Dès 2017, toute personne majeure n’ayant pas fait connaître, de son vivant, son refus au don d’organe pourra être prélevée. Les proches du défunt ne seront qu’informés au préalable du « prélèvement envisagé, de sa nature et de sa finalité ». En d’autres termes, les médecins n’auront plus à rechercher le consentement de la famille comme c’est le cas aujourd’hui.
Cette proposition, portée par les députés PS Jean-Louis Touraine et Michèle Delaunay, vise à renforcer le principe du consentement présumé sur lequel se fonde déjà la loi actuelle. L'article 46ter de la nouvelle loi de santé a été adopté vendredi soir par une vingtaine de parlementaires dans le cadre du projet de loi de santé.
Plus de 30 % de refus
Le but de ce texte est la baisse de l’opposition au don d’organe pour répondre aux besoins en greffons. « Le refus des familles représente un tiers des causes de non prélèvement », indique le Pr Benoit Barrou, Président de la Société francophone de transplantation (SFT). Un taux de refus stable depuis dix ans alors que les besoins en greffes ont considérablement augmenté. En 2014, 20 311 personnes étaient en attente d’une greffe alors que seulement 5 000 personnes ont pu être greffées.
Si les objectifs de ce texte sont louables, la méthode est discutable pour Benoit Barrou : « L’amendement visait à supprimer l’avis de la famille et à ne tenir compte comme expression de refus, que de l’inscription sur le Registre national du refus. Une attitude qui nous paraît trop brutale et trop violente et qui est intenable sur le terrain ». Adoptées par la Commission des Affaires sociales mi-mars, ces dispositions avaient suscité l’émoi des équipes de coordination de prélèvement et de certaines associations.
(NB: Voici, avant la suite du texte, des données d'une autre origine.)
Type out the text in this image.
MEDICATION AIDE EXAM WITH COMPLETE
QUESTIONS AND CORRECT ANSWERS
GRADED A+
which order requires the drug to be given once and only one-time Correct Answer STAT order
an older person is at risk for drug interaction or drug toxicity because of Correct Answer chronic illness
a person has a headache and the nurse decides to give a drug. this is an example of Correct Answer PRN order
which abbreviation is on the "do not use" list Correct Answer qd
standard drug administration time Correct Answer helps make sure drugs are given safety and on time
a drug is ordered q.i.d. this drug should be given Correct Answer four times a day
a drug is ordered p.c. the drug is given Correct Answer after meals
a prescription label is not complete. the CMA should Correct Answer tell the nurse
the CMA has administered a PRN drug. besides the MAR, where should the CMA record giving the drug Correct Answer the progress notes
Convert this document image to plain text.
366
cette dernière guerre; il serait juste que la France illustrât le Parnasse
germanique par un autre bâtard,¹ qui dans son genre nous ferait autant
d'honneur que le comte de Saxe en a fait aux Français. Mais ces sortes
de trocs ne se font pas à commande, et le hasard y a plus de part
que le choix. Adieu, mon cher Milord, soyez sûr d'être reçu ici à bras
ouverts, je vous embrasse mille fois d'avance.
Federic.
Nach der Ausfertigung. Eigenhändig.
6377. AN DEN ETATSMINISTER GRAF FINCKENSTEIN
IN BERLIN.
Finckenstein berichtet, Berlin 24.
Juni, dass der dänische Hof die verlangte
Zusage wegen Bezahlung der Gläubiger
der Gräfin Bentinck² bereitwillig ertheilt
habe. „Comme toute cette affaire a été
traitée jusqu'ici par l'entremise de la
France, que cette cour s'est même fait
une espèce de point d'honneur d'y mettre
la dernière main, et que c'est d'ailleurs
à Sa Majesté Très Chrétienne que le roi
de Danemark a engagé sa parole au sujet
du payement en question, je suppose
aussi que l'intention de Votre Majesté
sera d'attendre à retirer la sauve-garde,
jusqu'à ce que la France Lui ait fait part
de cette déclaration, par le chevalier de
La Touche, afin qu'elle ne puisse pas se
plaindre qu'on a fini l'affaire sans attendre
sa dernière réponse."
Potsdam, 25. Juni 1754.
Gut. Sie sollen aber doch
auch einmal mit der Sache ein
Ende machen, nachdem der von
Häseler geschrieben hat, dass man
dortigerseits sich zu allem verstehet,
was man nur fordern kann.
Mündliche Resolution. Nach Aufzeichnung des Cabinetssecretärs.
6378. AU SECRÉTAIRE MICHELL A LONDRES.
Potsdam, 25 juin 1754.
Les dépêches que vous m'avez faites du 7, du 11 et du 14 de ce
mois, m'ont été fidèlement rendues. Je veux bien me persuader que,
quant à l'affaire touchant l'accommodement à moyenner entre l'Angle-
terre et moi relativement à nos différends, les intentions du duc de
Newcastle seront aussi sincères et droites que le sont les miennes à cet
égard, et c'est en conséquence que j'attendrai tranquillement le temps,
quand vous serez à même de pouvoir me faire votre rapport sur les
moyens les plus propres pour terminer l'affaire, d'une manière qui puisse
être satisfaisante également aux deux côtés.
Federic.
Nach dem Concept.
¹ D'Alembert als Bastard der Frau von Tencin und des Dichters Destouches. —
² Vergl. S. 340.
Contreproductif et violent
Face au tollé soulevé par ce texte, Jean-Louis Touraine et le gouvernement l’ont légèrement réecrit l'article 46ter. Ainsi, cette nouvelle version, votée par l’Assemblée, stipule que les familles seront informées « préalablement » au prélèvement. Mais surtout, il est précisé que « les formes de ce dialogue doivent se conformer aux bonnes pratiques édictées par arrêté sur proposition de l'Agence de la biomédecine ». Les sociétés savantes tout comme les associations se sont dites rassurées par ces modifications.
« On a été très inquiet des conséquences potentielles de cet amendement qui auraient pu aller complètement à l’encontre du but recherché », explique Yvanie Caillé, directrice de Renaloo, association de malades et greffés du rein.
Autres modalités de refus
L’article 46ter prévoit également que le registre soit le moyen principal mais « pas exclusif » d’exprimer son refus. Un décret en Conseil d’Etat, publié au plus tard le 1 er janvier 2017, devra ainsi fixer d’autres moyens de faire connaître son opposition.
Des députés de l’opposition ont proposé que l’accord ou le refus au prélèvement d’organe soit mentionné sur la carte Vitale. Lors de son renouvellement, le titulaire de la carte pourrait réaffirmer son choix ou changer d’avis. Cet amendement, refusé par l’Assemblée nationale, pourrait être repris par le Conseil d’Etat. L’inscription de la volonté sur le dossier médical personnalisé est également envisagée.
Mais pour faire connaître sa volonté, encore faut-il y avoir réfléchi. Pour Benoit Barrou, l’acceptation du prélèvement d’organe est intimement lié à des programmes pédagogiques pérennes, en particulier en direction des jeunes. La SFT est même prête à y participer en lien avec l’éducation nationale. « Mais depuis des années, on nous explique que c’est impossible et trop compliqué à mettre en place », explique-t-il.